In the 1980's and 1990's, baseball cards being distributed with food products was quite common. Cereal, bread, soft drinks and snack foods of all kinds ran promotions containing sports cards. As you work backwards from there, baseball cards being distributed with some product becomes more and more common. Though I am not clear on the exact method of distribution, a card set associated with food items that you may not be aware of is the 1913 Voskamp's Coffee Pirates, a regional 20-card set released by B.H. Voskamp's Sons Inc Wholesale Grocers.
It may be difficult to tell from the photo, but each card features a black/white posed image over an off-white background. The back contains the checklist for the 20-card set and the following note:
"When you have a complete set bring them or send them to us. We will return the photos to you and furnish you with one reserved base ball seat, Grand Stand, Forbes Field, or two general admission seats, or four bleacher seats."Below that note is the B.H. Voskamp's name and their address in Pittsburgh, PA. There are surely earlier examples of this type of promotion using some kind of collectible set, but I can't name it right off of the top of my head. The formula was pretty simple: Entice people to buy your product and collect some cards, and then trade the complete set of those cards for some type of goods or service. It was also common to make the task of actually completing the set particularly difficult by including a 'chase' card.
In the case of this set, the chase card must be that of Ed Mensor, as the card has simply never been confirmed to actually exist. Hank Robinson also used to be considered 'unconfirmed' until recently, meaning the population of that card is exactly one.

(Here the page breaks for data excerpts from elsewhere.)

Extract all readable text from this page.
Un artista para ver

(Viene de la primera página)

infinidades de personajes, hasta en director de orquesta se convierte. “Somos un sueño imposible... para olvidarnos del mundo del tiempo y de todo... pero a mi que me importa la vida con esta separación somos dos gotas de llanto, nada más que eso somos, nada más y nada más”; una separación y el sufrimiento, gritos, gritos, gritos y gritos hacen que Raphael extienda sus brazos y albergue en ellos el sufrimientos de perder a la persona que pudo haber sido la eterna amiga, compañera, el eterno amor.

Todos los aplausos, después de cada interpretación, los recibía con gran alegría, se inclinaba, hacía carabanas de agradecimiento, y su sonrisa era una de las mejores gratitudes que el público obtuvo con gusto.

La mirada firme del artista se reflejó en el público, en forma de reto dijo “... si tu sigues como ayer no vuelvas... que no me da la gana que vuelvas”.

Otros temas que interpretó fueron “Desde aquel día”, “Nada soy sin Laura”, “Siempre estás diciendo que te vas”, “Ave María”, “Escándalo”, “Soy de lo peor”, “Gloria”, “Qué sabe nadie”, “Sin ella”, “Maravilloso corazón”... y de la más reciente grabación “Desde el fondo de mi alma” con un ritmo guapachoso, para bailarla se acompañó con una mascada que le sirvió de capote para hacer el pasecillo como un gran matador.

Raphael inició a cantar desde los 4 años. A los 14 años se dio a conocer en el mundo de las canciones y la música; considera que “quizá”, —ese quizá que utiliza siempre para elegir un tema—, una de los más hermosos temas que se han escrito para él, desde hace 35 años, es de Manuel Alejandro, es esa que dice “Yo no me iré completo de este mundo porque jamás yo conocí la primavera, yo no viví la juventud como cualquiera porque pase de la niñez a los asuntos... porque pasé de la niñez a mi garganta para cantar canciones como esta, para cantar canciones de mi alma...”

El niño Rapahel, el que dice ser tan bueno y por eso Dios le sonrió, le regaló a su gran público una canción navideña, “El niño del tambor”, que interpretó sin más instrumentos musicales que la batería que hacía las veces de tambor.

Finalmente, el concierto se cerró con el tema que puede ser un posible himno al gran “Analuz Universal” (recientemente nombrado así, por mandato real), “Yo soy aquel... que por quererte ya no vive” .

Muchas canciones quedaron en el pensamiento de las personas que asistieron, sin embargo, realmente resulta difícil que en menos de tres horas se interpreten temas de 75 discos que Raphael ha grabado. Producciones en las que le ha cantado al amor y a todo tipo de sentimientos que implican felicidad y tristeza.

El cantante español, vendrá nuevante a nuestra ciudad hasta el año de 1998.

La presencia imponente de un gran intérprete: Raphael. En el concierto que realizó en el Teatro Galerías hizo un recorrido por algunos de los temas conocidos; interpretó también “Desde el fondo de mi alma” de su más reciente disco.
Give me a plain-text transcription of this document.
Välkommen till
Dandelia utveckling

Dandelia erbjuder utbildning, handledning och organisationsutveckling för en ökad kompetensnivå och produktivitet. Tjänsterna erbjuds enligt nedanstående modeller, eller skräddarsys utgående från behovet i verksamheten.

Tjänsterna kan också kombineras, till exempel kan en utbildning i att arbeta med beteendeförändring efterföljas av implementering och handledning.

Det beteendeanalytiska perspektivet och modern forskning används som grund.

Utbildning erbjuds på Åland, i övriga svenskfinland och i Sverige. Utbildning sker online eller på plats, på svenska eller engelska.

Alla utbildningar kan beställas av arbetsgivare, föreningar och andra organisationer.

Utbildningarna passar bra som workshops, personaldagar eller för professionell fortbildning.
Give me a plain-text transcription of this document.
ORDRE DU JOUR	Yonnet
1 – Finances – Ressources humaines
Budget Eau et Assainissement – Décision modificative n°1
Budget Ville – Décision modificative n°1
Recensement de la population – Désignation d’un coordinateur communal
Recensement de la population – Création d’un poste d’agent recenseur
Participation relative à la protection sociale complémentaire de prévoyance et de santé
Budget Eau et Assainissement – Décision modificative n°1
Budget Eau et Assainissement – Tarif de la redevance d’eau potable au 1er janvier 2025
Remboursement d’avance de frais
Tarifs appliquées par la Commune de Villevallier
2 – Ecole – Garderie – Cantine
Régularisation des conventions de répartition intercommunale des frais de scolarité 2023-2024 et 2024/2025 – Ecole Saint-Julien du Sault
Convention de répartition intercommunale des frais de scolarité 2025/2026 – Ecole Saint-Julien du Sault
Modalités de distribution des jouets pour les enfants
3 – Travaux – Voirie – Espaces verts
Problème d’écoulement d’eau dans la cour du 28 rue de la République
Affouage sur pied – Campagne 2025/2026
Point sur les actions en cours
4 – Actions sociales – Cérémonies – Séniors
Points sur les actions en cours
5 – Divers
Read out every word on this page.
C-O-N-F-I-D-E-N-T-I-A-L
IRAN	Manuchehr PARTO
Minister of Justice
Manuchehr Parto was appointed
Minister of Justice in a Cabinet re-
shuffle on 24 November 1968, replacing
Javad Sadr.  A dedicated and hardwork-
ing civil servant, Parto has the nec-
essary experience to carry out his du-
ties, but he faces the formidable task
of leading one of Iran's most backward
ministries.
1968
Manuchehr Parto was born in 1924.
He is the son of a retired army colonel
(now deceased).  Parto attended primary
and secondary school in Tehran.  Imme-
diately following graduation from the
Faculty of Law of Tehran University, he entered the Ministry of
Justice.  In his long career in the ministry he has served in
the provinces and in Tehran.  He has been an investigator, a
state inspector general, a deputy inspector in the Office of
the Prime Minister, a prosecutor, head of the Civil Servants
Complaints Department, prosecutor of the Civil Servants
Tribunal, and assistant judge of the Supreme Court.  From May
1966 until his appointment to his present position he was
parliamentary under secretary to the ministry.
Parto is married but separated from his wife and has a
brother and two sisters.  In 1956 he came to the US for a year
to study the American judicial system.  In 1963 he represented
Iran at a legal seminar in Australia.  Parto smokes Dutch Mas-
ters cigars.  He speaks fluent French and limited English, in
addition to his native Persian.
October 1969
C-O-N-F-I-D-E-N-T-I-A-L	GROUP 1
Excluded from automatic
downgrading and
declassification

Considering the cards were to be returned upon set completion, one would expect that even if rare, a few Mensor and Robinson cards would have survived. Surely more than just one Robinson, at least. Of course the set is over 100 years old, and it was only a regional promotion, so the quantities of the entire set is certainly much lower than any national promotion or collectible card of the time.
Prior to the internet, there probably weren't too many people outside of the Pittsburgh area with any experience with Voskamp's. Even with the internet, finding examples of this set isn't the easiest thing to do, though a few will sell at major auctions, and even on eBay, every year. Just how rare is this set, though?
Realizing the flaws in relying on SGC and PSA population reports (not every card has been graded, how reliably does either company remove cards from their reports when they are re-submitted or crossed-over, etc), consider this: To date, PSA and SGC have graded a combined total of 79 1913 Voskamp's Coffee Pirates cards (of those 79, 8 are Marty O'Toole). By contrast, the two grading companies have graded a combined 44 T206 Honus Wagner cards. In other words, for every 2 Voskamp's that have been graded, 1 Honus Wagner T206 has been!
Now, I think it's safe to assume that the T206 Wagner is probably more likely to be graded than a Voskamp's Coffee card. But even if only 25% of Voskamp's are graded and 80% of Wagners are, then even the most common 1913 Voskamp's Pirate has a smaller population than a T206 Honus Wagner!